Does this mean, then, that he exposed me to a child abuser in order to, likewise, keep the peace? It’s an interesting question and one which will have no answer. I know that he knew my abuser’s history; both my parents knew that man, and knew what he had done. The only other explanation is that he treated my childhood safety with the same care as my mother: with negligence.

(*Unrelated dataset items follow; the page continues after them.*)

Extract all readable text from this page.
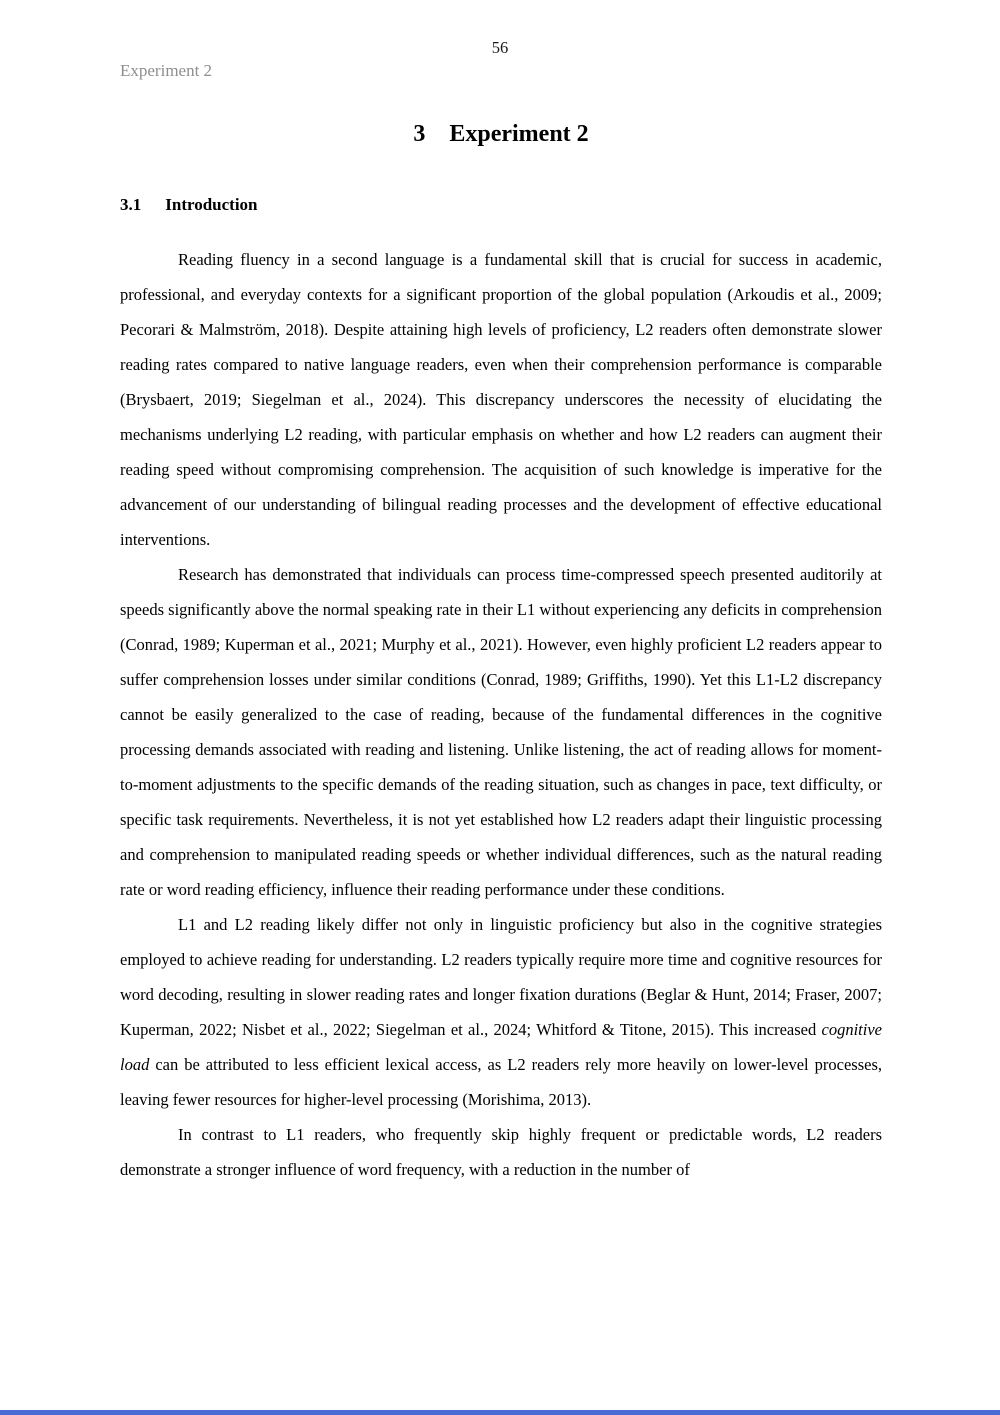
56
Experiment 2
3 Experiment 2
3.1 Introduction

Reading fluency in a second language is a fundamental skill that is crucial for success in academic, professional, and everyday contexts for a significant proportion of the global population (Arkoudis et al., 2009; Pecorari & Malmström, 2018). Despite attaining high levels of proficiency, L2 readers often demonstrate slower reading rates compared to native language readers, even when their comprehension performance is comparable (Brysbaert, 2019; Siegelman et al., 2024). This discrepancy underscores the necessity of elucidating the mechanisms underlying L2 reading, with particular emphasis on whether and how L2 readers can augment their reading speed without compromising comprehension. The acquisition of such knowledge is imperative for the advancement of our understanding of bilingual reading processes and the development of effective educational interventions.

Research has demonstrated that individuals can process time-compressed speech presented auditorily at speeds significantly above the normal speaking rate in their L1 without experiencing any deficits in comprehension (Conrad, 1989; Kuperman et al., 2021; Murphy et al., 2021). However, even highly proficient L2 readers appear to suffer comprehension losses under similar conditions (Conrad, 1989; Griffiths, 1990). Yet this L1-L2 discrepancy cannot be easily generalized to the case of reading, because of the fundamental differences in the cognitive processing demands associated with reading and listening. Unlike listening, the act of reading allows for moment-to-moment adjustments to the specific demands of the reading situation, such as changes in pace, text difficulty, or specific task requirements. Nevertheless, it is not yet established how L2 readers adapt their linguistic processing and comprehension to manipulated reading speeds or whether individual differences, such as the natural reading rate or word reading efficiency, influence their reading performance under these conditions.

L1 and L2 reading likely differ not only in linguistic proficiency but also in the cognitive strategies employed to achieve reading for understanding. L2 readers typically require more time and cognitive resources for word decoding, resulting in slower reading rates and longer fixation durations (Beglar & Hunt, 2014; Fraser, 2007; Kuperman, 2022; Nisbet et al., 2022; Siegelman et al., 2024; Whitford & Titone, 2015). This increased cognitive load can be attributed to less efficient lexical access, as L2 readers rely more heavily on lower-level processes, leaving fewer resources for higher-level processing (Morishima, 2013).

In contrast to L1 readers, who frequently skip highly frequent or predictable words, L2 readers demonstrate a stronger influence of word frequency, with a reduction in the number of
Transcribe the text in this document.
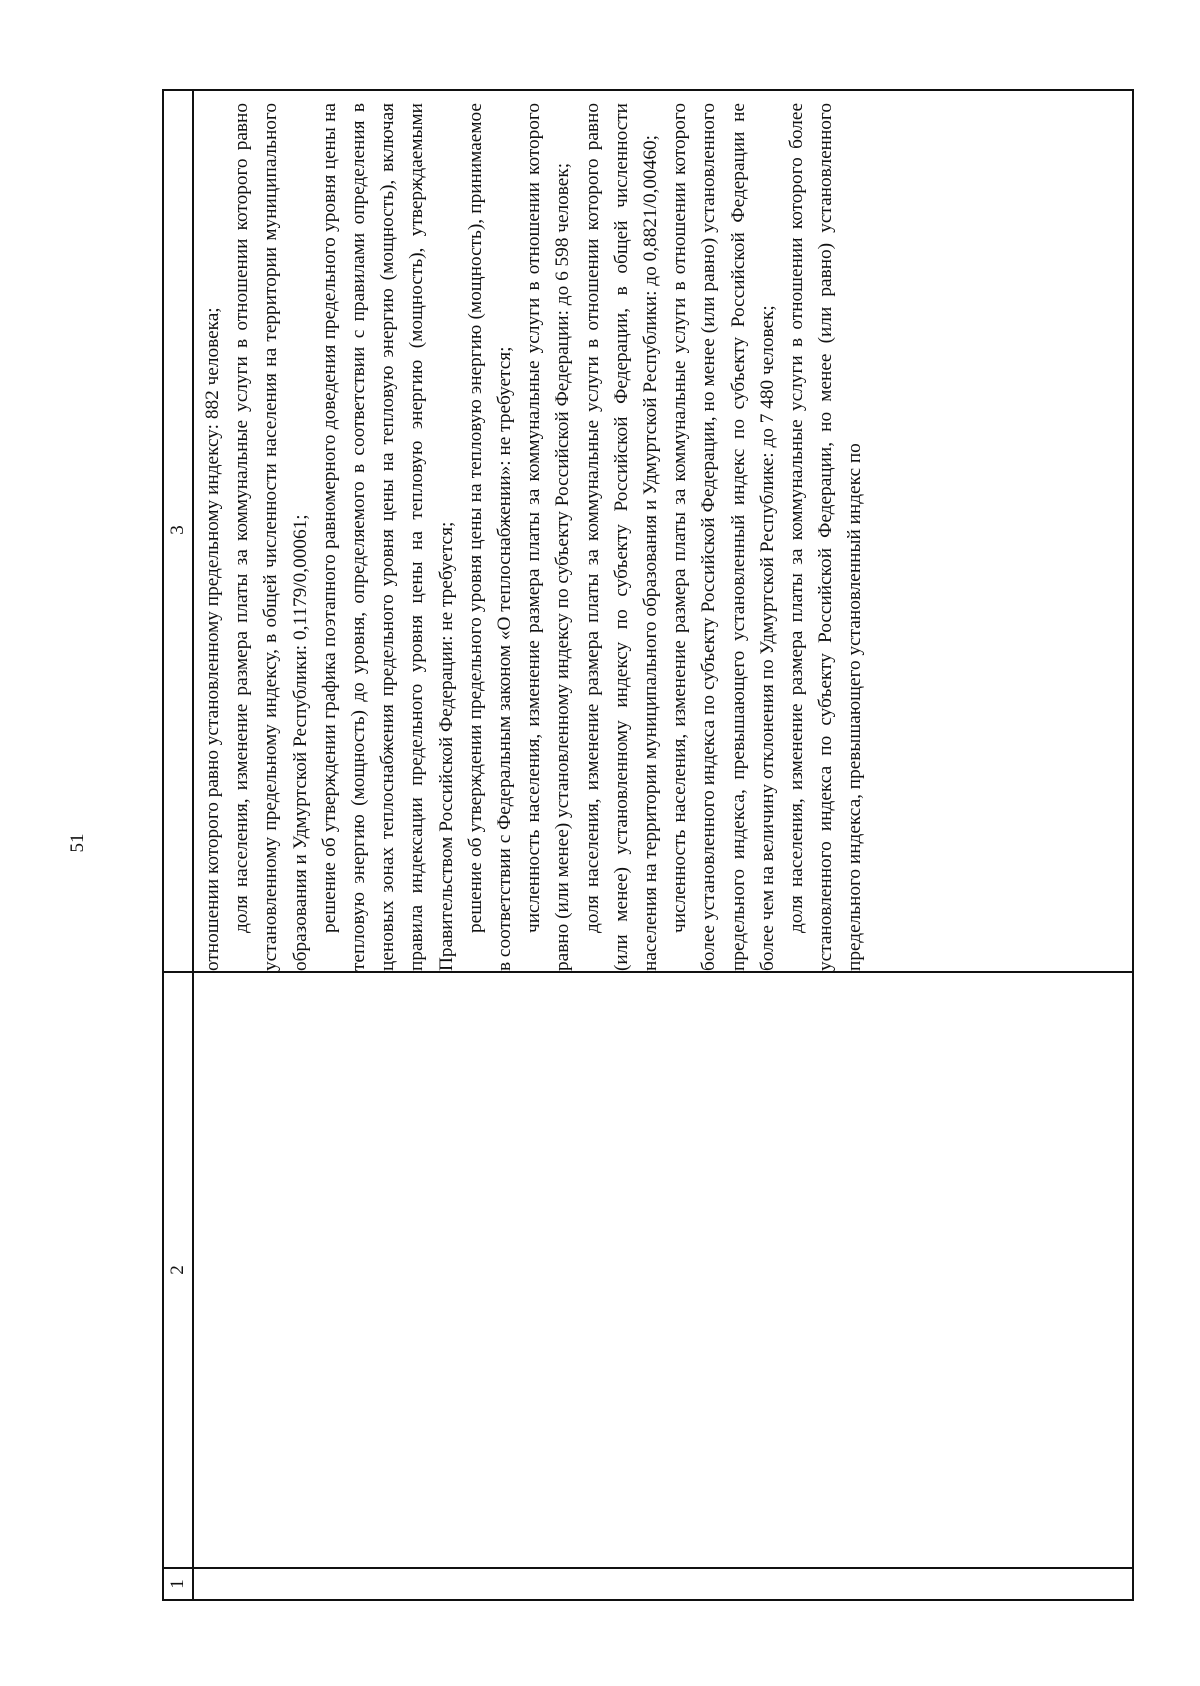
51
1
2
3 отношении которого равно установленному предельному индексу: 882 человека; доля населения, изменение размера платы за коммунальные услуги в отношении которого равно установленному предельному индексу, в общей численности населения на территории муниципального образования и Удмуртской Республики: 0,1179/0,00061; решение об утверждении графика поэтапного равномерного доведения предельного уровня цены на тепловую энергию (мощность) до уровня, определяемого в соответствии с правилами определения в ценовых зонах теплоснабжения предельного уровня цены на тепловую энергию (мощность), включая правила индексации предельного уровня цены на тепловую энергию (мощность), утверждаемыми Правительством Российской Федерации: не требуется; решение об утверждении предельного уровня цены на тепловую энергию (мощность), принимаемое в соответствии с Федеральным законом «О теплоснабжении»: не требуется; численность населения, изменение размера платы за коммунальные услуги в отношении которого равно (или менее) установленному индексу по субъекту Российской Федерации: до 6 598 человек; доля населения, изменение размера платы за коммунальные услуги в отношении которого равно (или менее) установленному индексу по субъекту Российской Федерации, в общей численности населения на территории муниципального образования и Удмуртской Республики: до 0,8821/0,00460; численность населения, изменение размера платы за коммунальные услуги в отношении которого более установленного индекса по субъекту Российской Федерации, но менее (или равно) установленного предельного индекса, превышающего установленный индекс по субъекту Российской Федерации не более чем на величину отклонения по Удмуртской Республике: до 7 480 человек; доля населения, изменение размера платы за коммунальные услуги в отношении которого более установленного индекса по субъекту Российской Федерации, но менее (или равно) установленного предельного индекса, превышающего установленный индекс по
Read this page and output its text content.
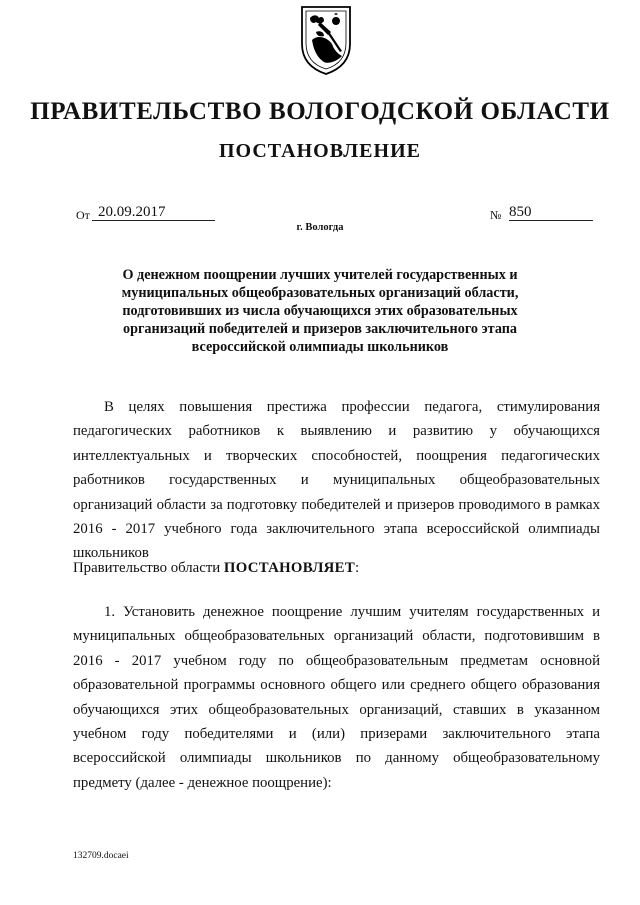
ПРАВИТЕЛЬСТВО ВОЛОГОДСКОЙ ОБЛАСТИ
ПОСТАНОВЛЕНИЕ
От 20.09.2017	№ 850
г. Вологда
О денежном поощрении лучших учителей государственных и муниципальных общеобразовательных организаций области, подготовивших из числа обучающихся этих образовательных организаций победителей и призеров заключительного этапа всероссийской олимпиады школьников
В целях повышения престижа профессии педагога, стимулирования педагогических работников к выявлению и развитию у обучающихся интеллектуальных и творческих способностей, поощрения педагогических работников государственных и муниципальных общеобразовательных организаций области за подготовку победителей и призеров проводимого в рамках 2016 - 2017 учебного года заключительного этапа всероссийской олимпиады школьников
Правительство области ПОСТАНОВЛЯЕТ:
1. Установить денежное поощрение лучшим учителям государственных и муниципальных общеобразовательных организаций области, подготовившим в 2016 - 2017 учебном году по общеобразовательным предметам основной образовательной программы основного общего или среднего общего образования обучающихся этих общеобразовательных организаций, ставших в указанном учебном году победителями и (или) призерами заключительного этапа всероссийской олимпиады школьников по данному общеобразовательному предмету (далее - денежное поощрение):
132709.docaei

It’s no wonder that I’ve grown into the man I am today. I have all the traits of childhood emotional abuse: people-pleasing, negative self-talk, self-blame, minimizing and identity struggles, to name a few. Engaging in schema therapy, I have every single one of the maladaptive schemas — patterns of thought or behavior about oneself — formed from not having my emotional needs met as a child. There were other ways, of course, that my emotional needs were not met — I was subject to extensive emotional bullying and ostracization for most of my school life — but I have to wonder if the root of my problems can be found in my home environment. When I asked my therapist if she was aware of my emotionally abusive upbringing before I’d mentioned it, she told me she suspected as much.
“Clients often tell me they had a good childhood,” she said before I’d ever revealed my own, “only to list all the ways they were emotionally abused without realizing what they went through.”
So, with all of this considered, where does that leave me in my grief, and this trifecta of days I find myself standing on the cusp of once again? Is it possible to grieve a man who never really existed, or is it a different kind of grief? Am I now grieving not only for the man who died on that early morning but also for the man who died again once my eyes opened to the truth?
My therapist told me that one of adulthood’s key moments lies in when you realize your parents weren’t all-knowing, all-powerful, wise and benevolent beings. It’s when you realize they were human beings with flaws and shortcomings of their own, imperfect in their many ways. “I contain multitudes,” Walt Whitman said. My parents contained multitudes too; it just so happens that, like many, they were loving and they were flawed.
My mother is financially generous and shows her love in the only way I think she knows how, but she is also narcissistic and emotionally immature. She still tries to wield that power the way she did when I was a child, only now the capacity with which I’ll accept it is extremely limited.
I have no explanation for my father’s behavior, and I likely never will. I don’t know what caused him to live the way he did, preferring an easy life at my mother’s whim. Maybe he was comfortable with that, but I can’t help but feel that he failed me. I’m simply left with the man he was in all its multitudes, grieving both the man I thought he was and the man I now know him to be. The line between them is so blurred that I cannot tell them apart anymore. Suffice to say, against the backdrop of a worldwide pandemic and my already-sensitive emotional state, this year’s trifecta will be more complicated to navigate than ever.